I'll try to convince you that they are geometrically quite obviously different, but when it comes to naming them, the begin to look alike :)
Geometrically you probably already have a good picture of what a point is: it's just the primitive notion of a point you have in geometry. That is, a single dimensionless location in space.
A vector should be thought of as having two qualities: a ray that has direction and magnitude. In basic vector algebra in $\Bbb R^n$, we learn that such a ray can slide all around $\Bbb R^n$, and as long as you aren't changing the direction or the length of the ray, then it is still the same vector.

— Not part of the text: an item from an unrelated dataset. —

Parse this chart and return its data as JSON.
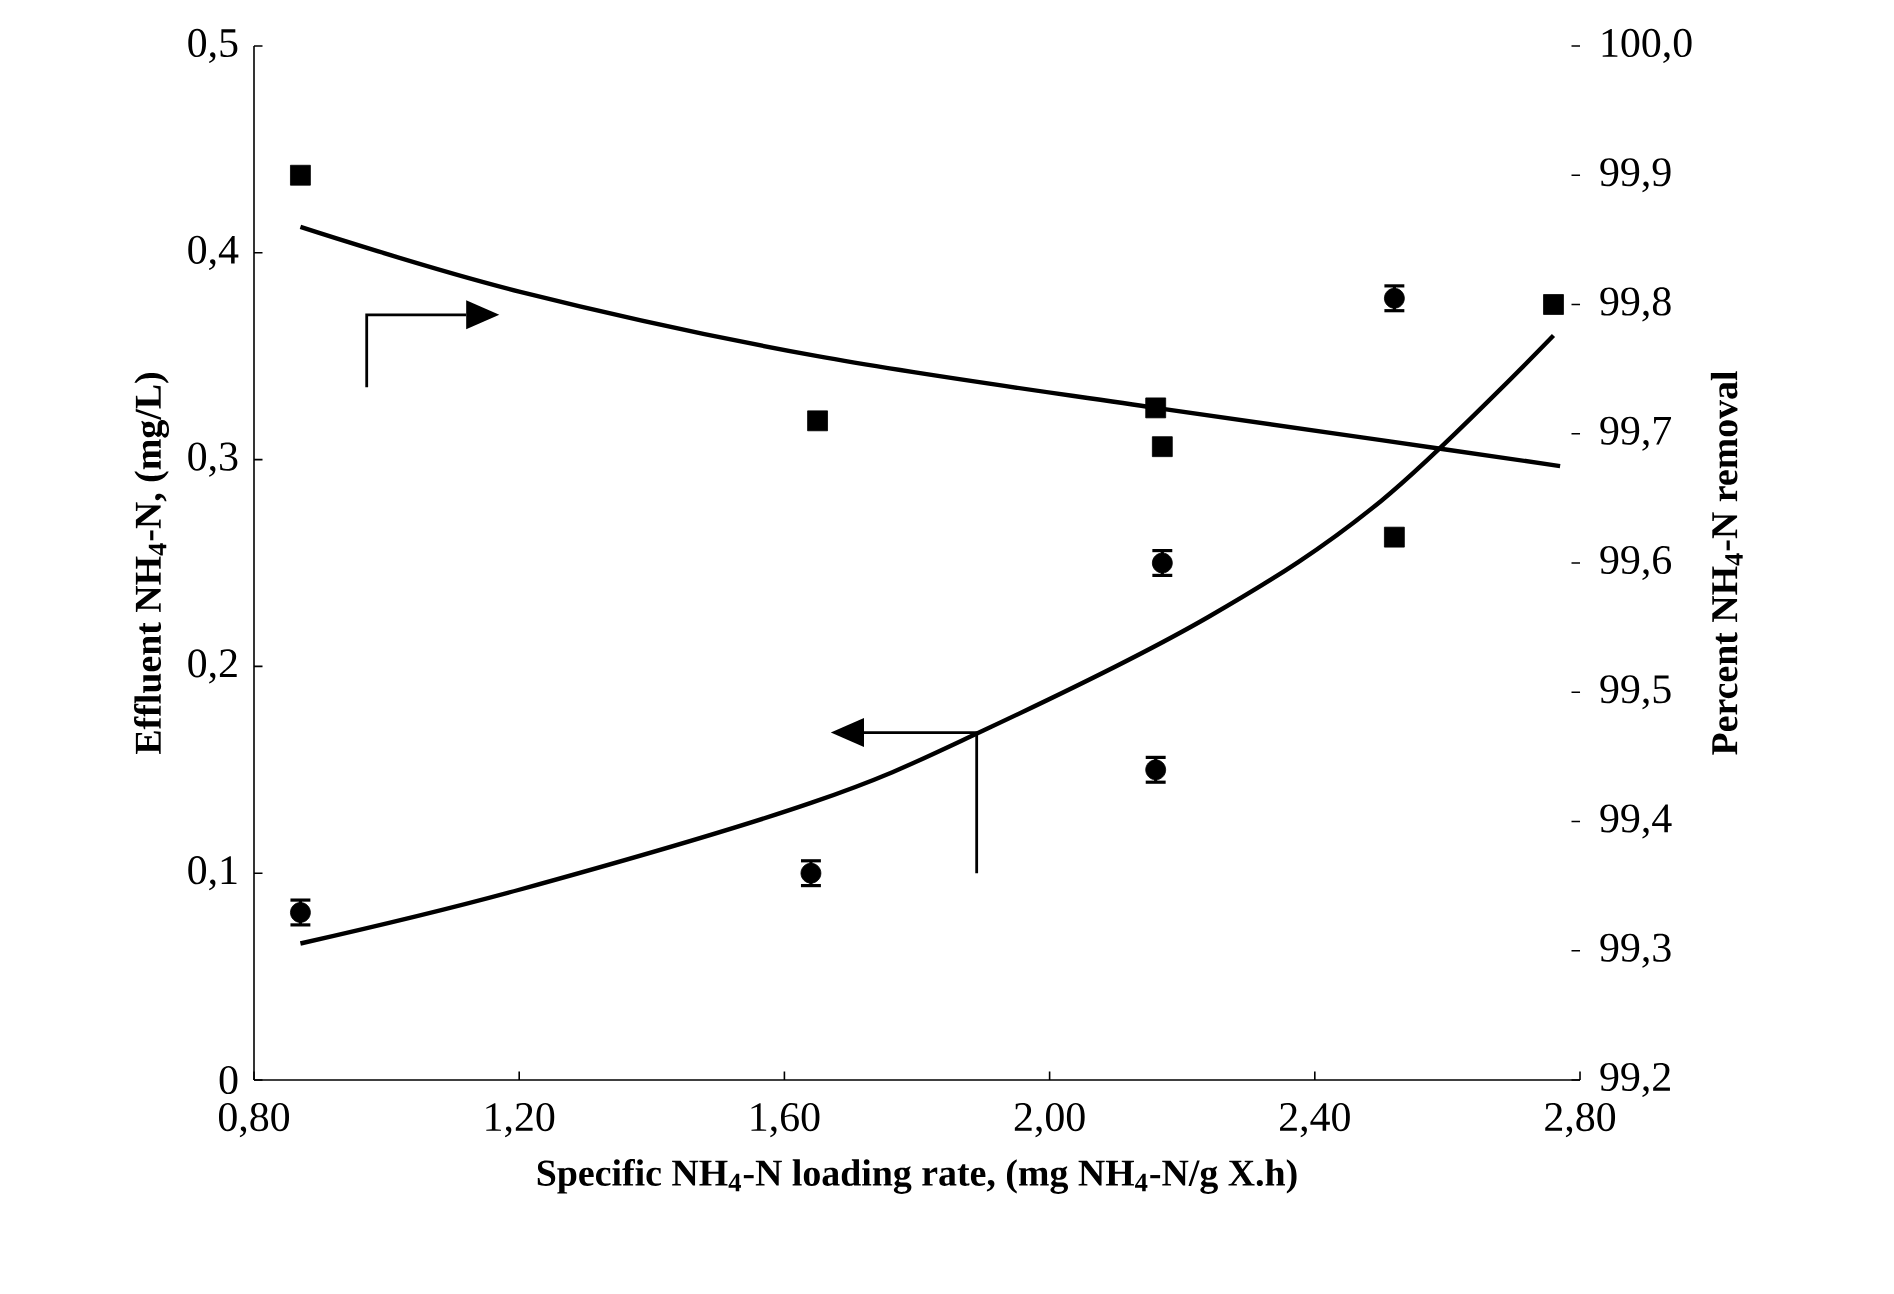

Now when it comes to naming these two things, they start to look alike! With Cartesian coordinates, points in $\Bbb R^n$ are labeled by their projections to the axes, and that creates a list of real numbers. Similarly, when we go about naming vectors, we have this convention of sliding the vector so that it is being emitted from the origin, and then we check to see what point is on its arrowhead. The vector is named after this point.
So in both cases, a similar list of real numbers is used to identify the object. Since this is the case, it's common to just start referring to any ordered $n$-tuple of things from a field (like $\Bbb R$) as a "vector," even if we aren't thinking of it as a ray in that application.
One example is that of vector fields. Since these are functions of position, the inputs they take are points of $\Bbb R^n$ (which look like an ordered $n$-tuple). The outputs are vectors (which again look like an ordered $n$-tuple), but we are interpreting these as the vectors they represent, slid over from the origin to the point we're at.
You can, of course, really have vector inputs! For instance, the length of a vector in $\Bbb R^n$ creates a function from vectors into $\Bbb R$. Of course, the same function could be reinterpreted as the distance-to-zero function on points of $\Bbb R^n$.
So, the difference is all in how you are interpreting that particular list of numbers.
For #1 in your post, you are probably thinking of it as the line segment between points $x$ and $x'$. The addition that's going on is vector addition though. Drawing the vectors that $x$ and $x'$ represent, you see you have two vectors extending from the orign to these two points. For any two vectors $v,w$, $v-w$ yields the vector which fits between the two tips of $w$ and $v$, and points to the tip of $v$. So, you can see that $x-x'$ has the point $x$ on its tip.
What does the $t$ contribute? If you multiply out $xt+(1-t)x'=x'+t(x-x')$, you can see that the vector $x-x'$ is being scaled by $t$ to something shorter, and then is being concatenated onto the tip of $x'$. The tip of this arrow gives another point on the segment. Ranging over all $t$ between 0 and 1, you get vectors pointing to all points on that segment.